Михаил Салтыков-Щедрин - Том 7. Произведения 1863-1871 Страница 4

Тут можно читать бесплатно Михаил Салтыков-Щедрин - Том 7. Произведения 1863-1871. Жанр: Проза / Русская классическая проза, год -. Так же Вы можете читать полную версию (весь текст) онлайн без регистрации и SMS на сайте Knigogid (Книгогид) или прочесть краткое содержание, предисловие (аннотацию), описание и ознакомиться с отзывами (комментариями) о произведении.

Михаил Салтыков-Щедрин - Том 7. Произведения 1863-1871 читать онлайн бесплатно

Михаил Салтыков-Щедрин - Том 7. Произведения 1863-1871 - читать книгу онлайн бесплатно, автор Михаил Салтыков-Щедрин

Сего числа пришел ко мне старший сын мой, Петенька, с обыкновенною своей просьбой: папа, дай ляльки! Я, с своей стороны, по обыкновению, начал доказывать маленькому шалуну, что от ляльки у него животик заболит и зубки испортятся. Но неопытный младенец на сей раз перехитрил опытного старца. «Мне бы, папаса, эту ляльку только в ручках подержать!» — сказал он мне, и едва лишь я успел удовлетворить его невинному желанию, как маленький хитрец эту самую «ляльку» мгновенно в моих глазах проглотил!..

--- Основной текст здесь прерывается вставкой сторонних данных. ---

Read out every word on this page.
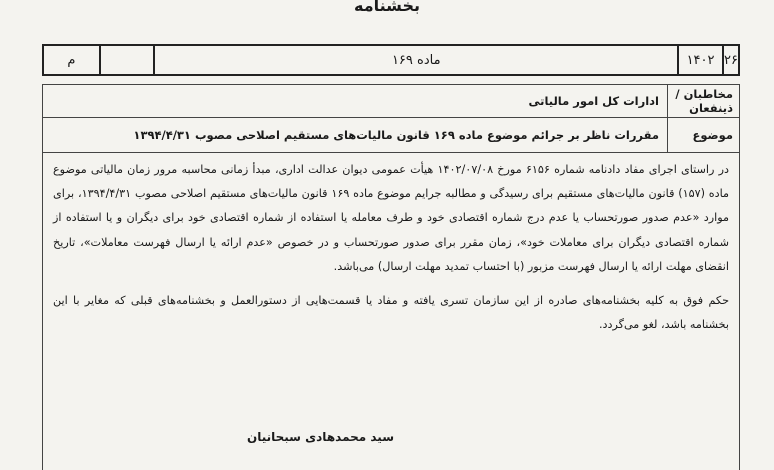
بخشنامه
م	ماده ۱۶۹	۱۴۰۲ ۲۶
مخاطبان / ذینفعان
ادارات کل امور مالیاتی
موضوع
مقررات ناظر بر جرائم موضوع ماده ۱۶۹ قانون مالیات‌های مستقیم اصلاحی مصوب ۱۳۹۴/۴/۳۱

در راستای اجرای مفاد دادنامه شماره ۶۱۵۶ مورخ ۱۴۰۲/۰۷/۰۸ هیأت عمومی دیوان عدالت اداری، مبدأ زمانی محاسبه مرور زمان مالیاتی موضوع ماده (۱۵۷) قانون مالیات‌های مستقیم برای رسیدگی و مطالبه جرایم موضوع ماده ۱۶۹ قانون مالیات‌های مستقیم اصلاحی مصوب ۱۳۹۴/۴/۳۱، برای موارد «عدم صدور صورتحساب یا عدم درج شماره اقتصادی خود و طرف معامله یا استفاده از شماره اقتصادی خود برای دیگران و یا استفاده از شماره اقتصادی دیگران برای معاملات خود»، زمان مقرر برای صدور صورتحساب و در خصوص «عدم ارائه یا ارسال فهرست معاملات»، تاریخ انقضای مهلت ارائه یا ارسال فهرست مزبور (با احتساب تمدید مهلت ارسال) می‌باشد.

حکم فوق به کلیه بخشنامه‌های صادره از این سازمان تسری یافته و مفاد یا قسمت‌هایی از دستورالعمل و بخشنامه‌های قبلی که مغایر با این بخشنامه باشد، لغو می‌گردد.

سید محمدهادی سبحانیان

Подивись, о Пафнутьев! практической мудрости невинного младенца!

В прежние времена жили мы между собой очень дружно. Никаких этих «якобы прав» не знали, а знали только, кому что принадлежит. И сообразно с этим обстаивали.

В то время все беды от нашей неукротимости на нас насылались. Виноваты мы были. Не то чтобы словом или ласкою, а больше все кулачищем этим да арапником… Однако и за всем тем средства изыскивали.

Начать с того, что все мы друг дружке либо родня, либо кумовья были. Хлобыстовские родня Дракиным, Дракины в свойстве с Расплюевыми, а Расплюевы чуть ли не приходятся внучатными самому Гвоздилову. Вот они стена стеной и стоят. Проштрафится, бывало, Дракин — сейчас к Расплюеву.*

— Так и так — беда!*

— Опять изувечил?*

— И всего-то одну плюху… не понимаю даже, что̀ с ним случилось: как закатился!*

— Ладно.*

Едет Расплюев к Хлобыстовскому, от Хлобыстовского к другому Дракину, от другого Дракина к Гвоздилову, всем говорит: так и так. Посудят, порядят между собой и определят: стоять.*

Сейчас наведут это на них пушку — стоят. Пустят врассыпную картечью — стоят. Науськают шавок таких, что и в уши, и в нос, и в глаза вцепятся, — стоят. На все про все один ответ: знать не знаем, ведать не ведаем, а должно полагать, случилось с ним это от нетрезвой жизни. (Ты скажешь, Пафнутьев: ведь вот же, обманывают! а я тебе отвечу: нет, не обманывают, а оказывают лишь временное укрывательство проштрафившемуся сочлену.) Что̀ ж бомбардиры-то наши?* А вот что̀: попалят, попалят, увидят, что втуне, и разойдутся!

А прав не было.

Вторым обстоятельством, скреплявшим нас, было родство, так сказать, духовное. Все мы были люди, все человеки, все чувствовали свои слабости. Если виноват Хлобыстовский, виноват Расплюев, виноват Гвоздилов — могут ли они друг перед другом нос задирать? Ну, и выходила у нас тут дисциплина, не та дисциплина, которая нынче: слушай, дескать, меня не потому, чтоб резон тебе слушать, а потому, что я так вздумал, — а настоящая, естественная, так сказать, дисциплина. Потому как мы все во гресех равны, то если бы кто и пикнул — сейчас ему зеркало: смотрись! А так как смотреть нечего, то большею частью тем и оканчивалось, что пошумят, пошумят между собой, а потом и определят: стоять! А почему стоять? а потому, государи мои, что тронь из нас одного, куда ж бы девались все прочие?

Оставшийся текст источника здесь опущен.